By Ofer Rind | Mon, 04/18/2022 - 18:36

Sites periodically need to declare a downtime, either one scheduled in advance (maintenance, etc.), or in some cases in response to a critical outage (power, cooling, etc.). In the latter case the ability to declare the outage quickly is useful in terms of informing ATLAS about the problem. This can avoid a situation where the site is down, but if the outage has not yet been reported then the site may begin receiving problem tickets like GGUS.

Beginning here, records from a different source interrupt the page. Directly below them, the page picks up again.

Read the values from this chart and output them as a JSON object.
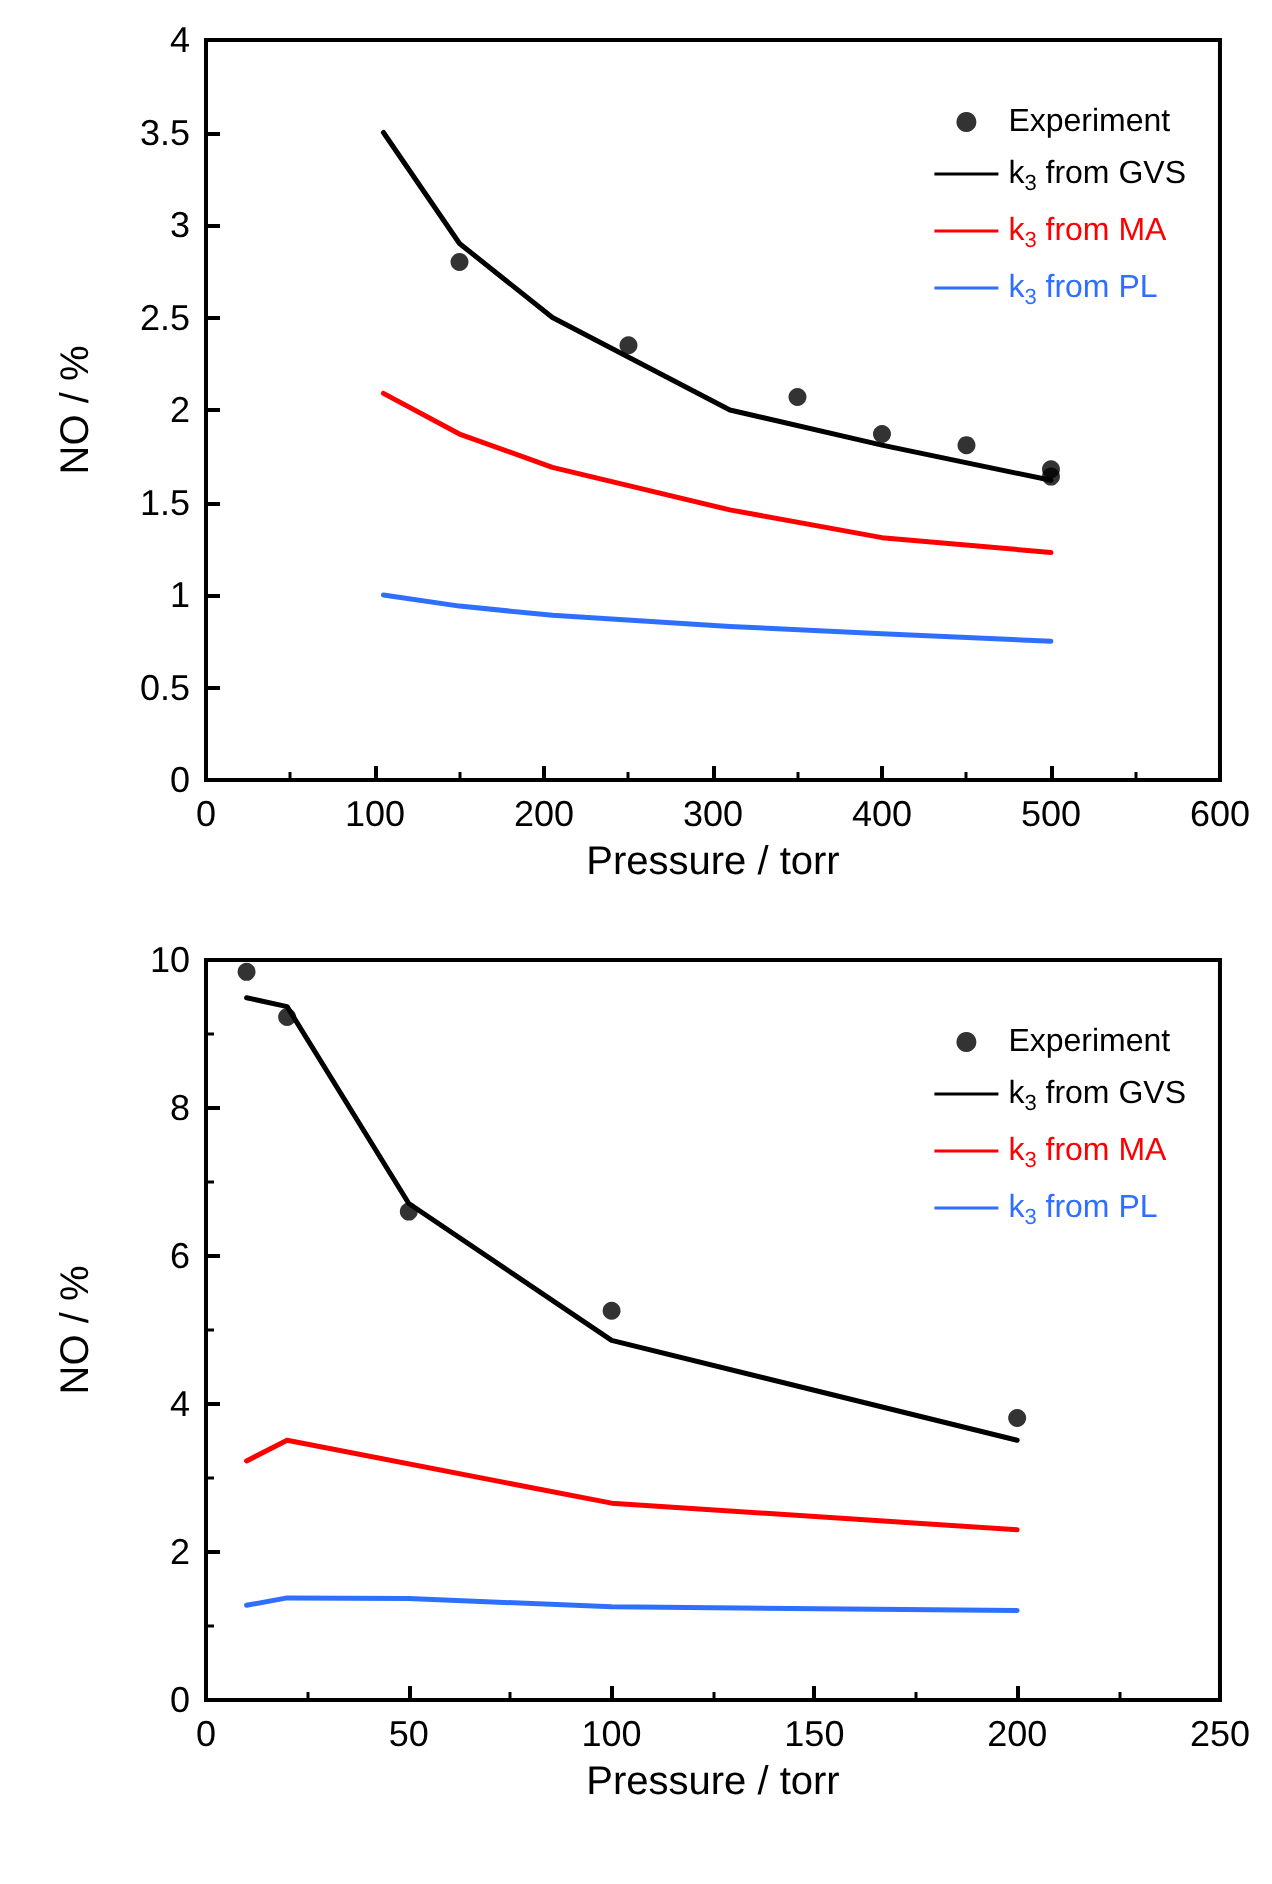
{
  "chart_data": [
    {
      "type": "line",
      "xlabel": "Pressure / torr",
      "ylabel": "NO / %",
      "xlim": [
        0,
        600
      ],
      "xticks": [
        0,
        100,
        200,
        300,
        400,
        500,
        600
      ],
      "ylim": [
        0,
        4
      ],
      "yticks": [
        0,
        0.5,
        1,
        1.5,
        2,
        2.5,
        3,
        3.5,
        4
      ],
      "grid": false,
      "legend": "top right",
      "line_style": "solid",
      "series": [
        {
          "name": "Experiment",
          "type": "scatter",
          "marker": "circle",
          "color": "#000000",
          "x": [
            150,
            250,
            350,
            400,
            450,
            500,
            500
          ],
          "values": [
            2.8,
            2.35,
            2.07,
            1.87,
            1.81,
            1.68,
            1.64
          ]
        },
        {
          "name": "k$_{3}$ from GVS",
          "marker": "none",
          "color": "#000000",
          "x": [
            105,
            150,
            205,
            310,
            400,
            500
          ],
          "values": [
            3.5,
            2.9,
            2.5,
            2.0,
            1.81,
            1.62
          ]
        },
        {
          "name": "k$_{3}$ from MA",
          "marker": "none",
          "color": "#ff0000",
          "x": [
            105,
            150,
            205,
            310,
            400,
            500
          ],
          "values": [
            2.09,
            1.87,
            1.69,
            1.46,
            1.31,
            1.23
          ]
        },
        {
          "name": "k$_{3}$ from PL",
          "marker": "none",
          "color": "#2f6fff",
          "x": [
            105,
            150,
            205,
            310,
            400,
            500
          ],
          "values": [
            1.0,
            0.94,
            0.89,
            0.83,
            0.79,
            0.75
          ]
        }
      ]
    },
    {
      "type": "line",
      "xlabel": "Pressure / torr",
      "ylabel": "NO / %",
      "xlim": [
        0,
        250
      ],
      "xticks": [
        0,
        50,
        100,
        150,
        200,
        250
      ],
      "ylim": [
        0,
        10
      ],
      "yticks": [
        0,
        2,
        4,
        6,
        8,
        10
      ],
      "grid": false,
      "legend": "top right",
      "line_style": "solid",
      "series": [
        {
          "name": "Experiment",
          "type": "scatter",
          "marker": "circle",
          "color": "#000000",
          "x": [
            10,
            20,
            50,
            100,
            200
          ],
          "values": [
            9.84,
            9.23,
            6.6,
            5.26,
            3.81
          ]
        },
        {
          "name": "k$_{3}$ from GVS",
          "marker": "none",
          "color": "#000000",
          "x": [
            10,
            20,
            50,
            100,
            200
          ],
          "values": [
            9.49,
            9.37,
            6.71,
            4.86,
            3.51
          ]
        },
        {
          "name": "k$_{3}$ from MA",
          "marker": "none",
          "color": "#ff0000",
          "x": [
            10,
            20,
            100,
            200
          ],
          "values": [
            3.23,
            3.51,
            2.66,
            2.3
          ]
        },
        {
          "name": "k$_{3}$ from PL",
          "marker": "none",
          "color": "#2f6fff",
          "x": [
            10,
            20,
            50,
            100,
            200
          ],
          "values": [
            1.28,
            1.38,
            1.37,
            1.26,
            1.21
          ]
        }
      ]
    }
  ]
}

US sites have two options for declaring downtimes:

  1. Use the OSG downtime declaration system, or
  2. Use the ATLAS CRIC downtimes interface

For the OSG downtime declaration, the steps are:

  1. Select a 'Facility'
  2. Under the facility, select one or more 'Resources'
  3. Each resource should have one or more 'Services' associated with it - select these as appropriate
  4. Indicate whether the downtime is a 'Scheduled' one
  5. Add a description of the event
  6. Select the 'Severity' level - NOTE: It is recommended that 'Outage' be used in this field. Any of the other options will be treated by ATLAS / ADC as only an "AT RISK" status.
  7. Specify the starting and ending times and dates. Note that the times are in UTC.
  8. Hit 'Generate' to create a YAML file
  9. Follow the instructions for adding the new downtime to an existing .yaml file (via GitHub)

More information about declaring downtimes via OSG can be found here.

If using the CRIC downtimes interface:

  1. Select the 'Site'
  2. Indicate the Start & End times (again UTC)
  3. Select the 'Severity' (Outage is recommended)
  4. Select the 'Classification' (scheduled or unscheduled)
  5. Add a description of the event
  6. Select the affected 'Services' (similar to OSG 'Resources')
  7. Select the affected 'Protocols' (similar to OSG 'Services')
  8. The 'Affected Services' field can be left blank - the system will generate the necessary value(s)
  9. Click 'Check input data' and follow the instructions

NOTE: The CRIC downtime interface has a "single button" feature to collectively declare all services at a site down. To do this, stop after step 5. above, and let the system auto-generate the remaining fields.